HFB will periodically spotlight one of our alumni. If you are interested in being highlighted please contact Miriam Doyle at firstname.lastname@example.org.
Name: Amy Stromme
Year(s) in Hands for a Bridge: 2009-2010
School Affiliation: University of Puget Sound
Post-secondary school education and/or work, and future plans:
After graduating from Roosevelt High School in 2010, I enrolled at University of Puget Sound. There, I majored in International Political Economy with an emphasis in Global Development. In my senior year my favorite professor, Nick Kontogeorgopolus, recruited me to work for a non profit, called Teach Thailand Corps. TTC places English teachers in communities that wouldn’t typically be able to afford or attract teachers. So the day after I graduated in 2014, I boarded a plane and headed for Bamnet-Narong Chaiyaphum, Thailand where I would write my own English curriculum, teach 5 classes a day, 5 days a week in two schools in different villages, and developed a lasting love for service. When I returned from Thailand I continued in this trajectory, volunteering overnight with my church’s women’s shelter, and eventually taking a position as an AmeriCorps member with United Way of King County. In that role my partner, Jess Walton, and I were tasked with increasing food security for low income students at Wing Luke Elementary School. By implementing the nationally recognized Breakfast after the Bell program, we were able to increase breakfast participation by 300% at the elementary school, a difference of 100 more students eating breakfast each morning. Looking forward I hope to eventually get my masters in social work and am currently looking for work in nonprofits in the city that work to combat homelessness.

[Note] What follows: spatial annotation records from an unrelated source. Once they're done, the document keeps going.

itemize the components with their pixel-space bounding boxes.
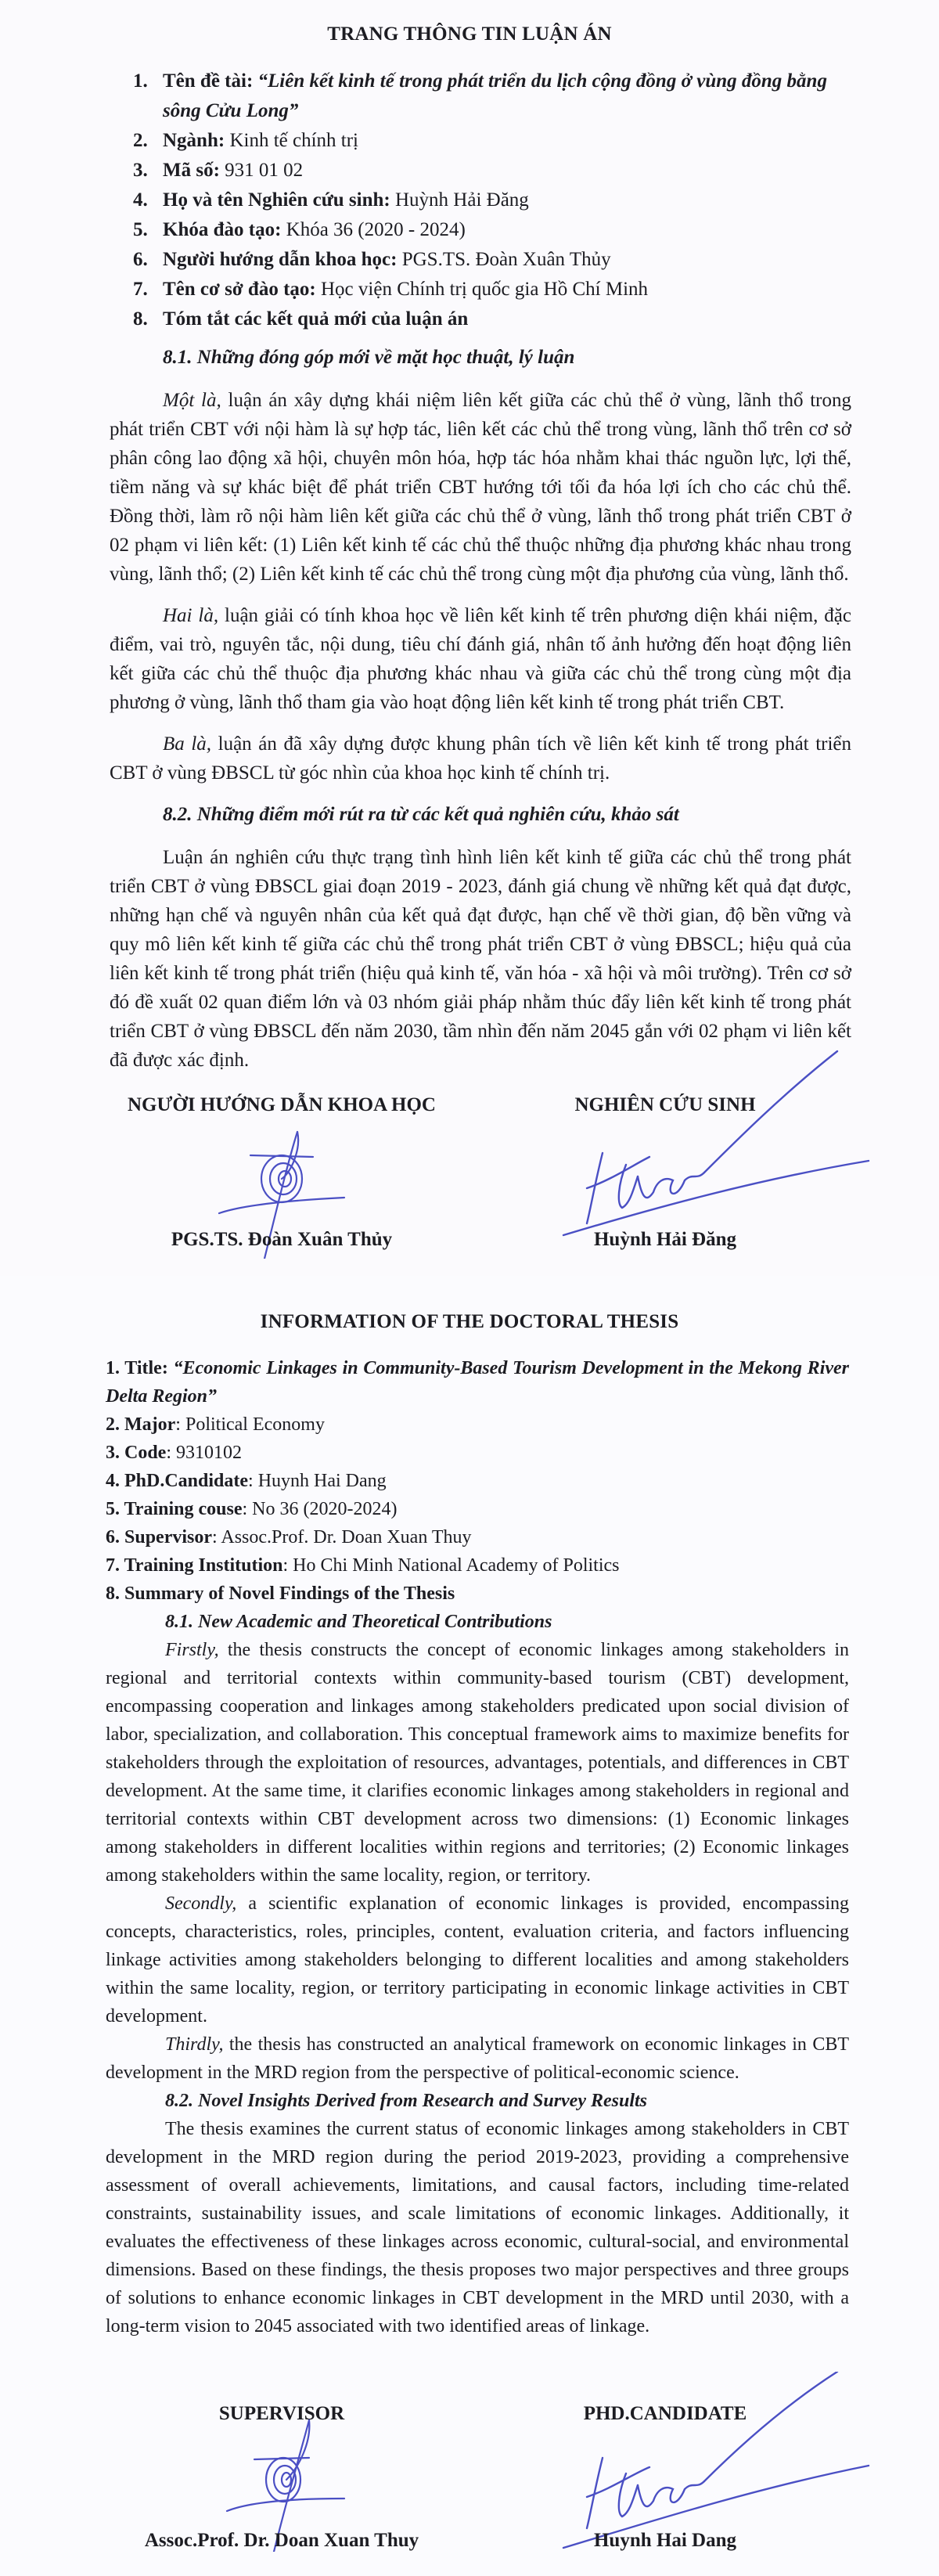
info-item-code: 3. Mã số: 931 01 02 bbox=[133, 156, 853, 186]
section-heading-8-2-en: 8.2. Novel Insights Derived from Researc… bbox=[106, 2087, 849, 2115]
info-item-institution: 7. Tên cơ sở đào tạo: Học viện Chính trị… bbox=[133, 275, 853, 304]
paragraph-firstly: Firstly, the thesis constructs the conce… bbox=[106, 1636, 849, 1890]
paragraph-first: Một là, luận án xây dựng khái niệm liên … bbox=[110, 386, 851, 589]
info-item-title-en: 1. Title: “Economic Linkages in Communit… bbox=[106, 1354, 849, 1410]
supervisor-signature-block-en: SUPERVISOR Assoc.Prof. Dr. Doan Xuan Thu… bbox=[86, 2403, 477, 2560]
page-title-en: INFORMATION OF THE DOCTORAL THESIS bbox=[0, 1311, 939, 1333]
info-item-candidate-en: 4. PhD.Candidate: Huynh Hai Dang bbox=[106, 1467, 849, 1495]
thesis-title: “Liên kết kinh tế trong phát triển du lị… bbox=[163, 70, 827, 121]
thesis-info-list: 1. Tên đề tài: “Liên kết kinh tế trong p… bbox=[133, 67, 853, 334]
info-item-major-en: 2. Major: Political Economy bbox=[106, 1410, 849, 1439]
section-heading-8-1-en: 8.1. New Academic and Theoretical Contri… bbox=[106, 1608, 849, 1636]
section-heading-8-1: 8.1. Những đóng góp mới về mặt học thuật… bbox=[110, 343, 851, 372]
info-item-course-en: 5. Training couse: No 36 (2020-2024) bbox=[106, 1495, 849, 1523]
paragraph-second: Hai là, luận giải có tính khoa học về li… bbox=[110, 601, 851, 717]
info-item-course: 5. Khóa đào tạo: Khóa 36 (2020 - 2024) bbox=[133, 215, 853, 245]
supervisor-signature-block: NGƯỜI HƯỚNG DẪN KHOA HỌC PGS.TS. Đoàn Xu… bbox=[86, 1094, 477, 1259]
info-item-supervisor: 6. Người hướng dẫn khoa học: PGS.TS. Đoà… bbox=[133, 245, 853, 275]
vi-findings-body: 8.1. Những đóng góp mới về mặt học thuật… bbox=[110, 343, 851, 1087]
section-heading-8-2: 8.2. Những điểm mới rút ra từ các kết qu… bbox=[110, 800, 851, 829]
info-item-supervisor-en: 6. Supervisor: Assoc.Prof. Dr. Doan Xuan… bbox=[106, 1523, 849, 1551]
thesis-info-list-en: 1. Title: “Economic Linkages in Communit… bbox=[106, 1354, 849, 1608]
english-info-page: INFORMATION OF THE DOCTORAL THESIS 1. Ti… bbox=[0, 1276, 939, 2576]
info-item-candidate: 4. Họ và tên Nghiên cứu sinh: Huỳnh Hải … bbox=[133, 186, 853, 215]
paragraph-results-en: The thesis examines the current status o… bbox=[106, 2115, 849, 2340]
info-item-title: 1. Tên đề tài: “Liên kết kinh tế trong p… bbox=[133, 67, 853, 126]
vietnamese-info-page: TRANG THÔNG TIN LUẬN ÁN 1. Tên đề tài: “… bbox=[0, 0, 939, 1276]
paragraph-secondly: Secondly, a scientific explanation of ec… bbox=[106, 1890, 849, 2030]
candidate-signature-block: NGHIÊN CỨU SINH Huỳnh Hải Đăng bbox=[470, 1094, 861, 1259]
info-item-major: 2. Ngành: Kinh tế chính trị bbox=[133, 126, 853, 156]
candidate-signature-block-en: PHD.CANDIDATE Huynh Hai Dang bbox=[470, 2403, 861, 2560]
info-item-summary: 8. Tóm tắt các kết quả mới của luận án bbox=[133, 304, 853, 334]
info-item-summary-en: 8. Summary of Novel Findings of the Thes… bbox=[106, 1580, 849, 1608]
page-title: TRANG THÔNG TIN LUẬN ÁN bbox=[0, 23, 939, 45]
paragraph-third: Ba là, luận án đã xây dựng được khung ph… bbox=[110, 730, 851, 787]
info-item-code-en: 3. Code: 9310102 bbox=[106, 1439, 849, 1467]
en-findings-body: 8.1. New Academic and Theoretical Contri… bbox=[106, 1608, 849, 2340]
paragraph-results: Luận án nghiên cứu thực trạng tình hình … bbox=[110, 843, 851, 1075]
thesis-title-en: “Economic Linkages in Community-Based To… bbox=[106, 1358, 849, 1407]
info-item-institution-en: 7. Training Institution: Ho Chi Minh Nat… bbox=[106, 1551, 849, 1580]
candidate-signature-icon bbox=[548, 1047, 876, 1243]
paragraph-thirdly: Thirdly, the thesis has constructed an a… bbox=[106, 2030, 849, 2087]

Hands for a Bridge was a critical experience in my high school years! It planted in me an early commitment to social justice, and challenged me to recognize my responsibility not only as an American, but as a global citizen. I think HFB was the first place where I was asked to take a real inventory of my identity and think about how that relates to others inside and outside my immediate communities. I also loved the emphasis HFB put on art and dialogue. I remember HFB always being a safe place to ask questions, explore ideas, and speak my mind. In college, when I was selecting a major, a friend told me about the International Political Economy department. IPE immediately appealed to my interests but the deciding factor was when my mother asked me, “Doesn’t that major sound a lot like your old HFB program?” If it weren’t for HFB I think I would have pursued my original plan, an Art History and Business double major, and I would be looking ahead to a future in curatorial work in an institution. Instead, I committed to IPE, and I want to be a change agent in Seattle. This is single example of it’s impact, but I earnestly think I might be a different woman if it weren’t for HFB.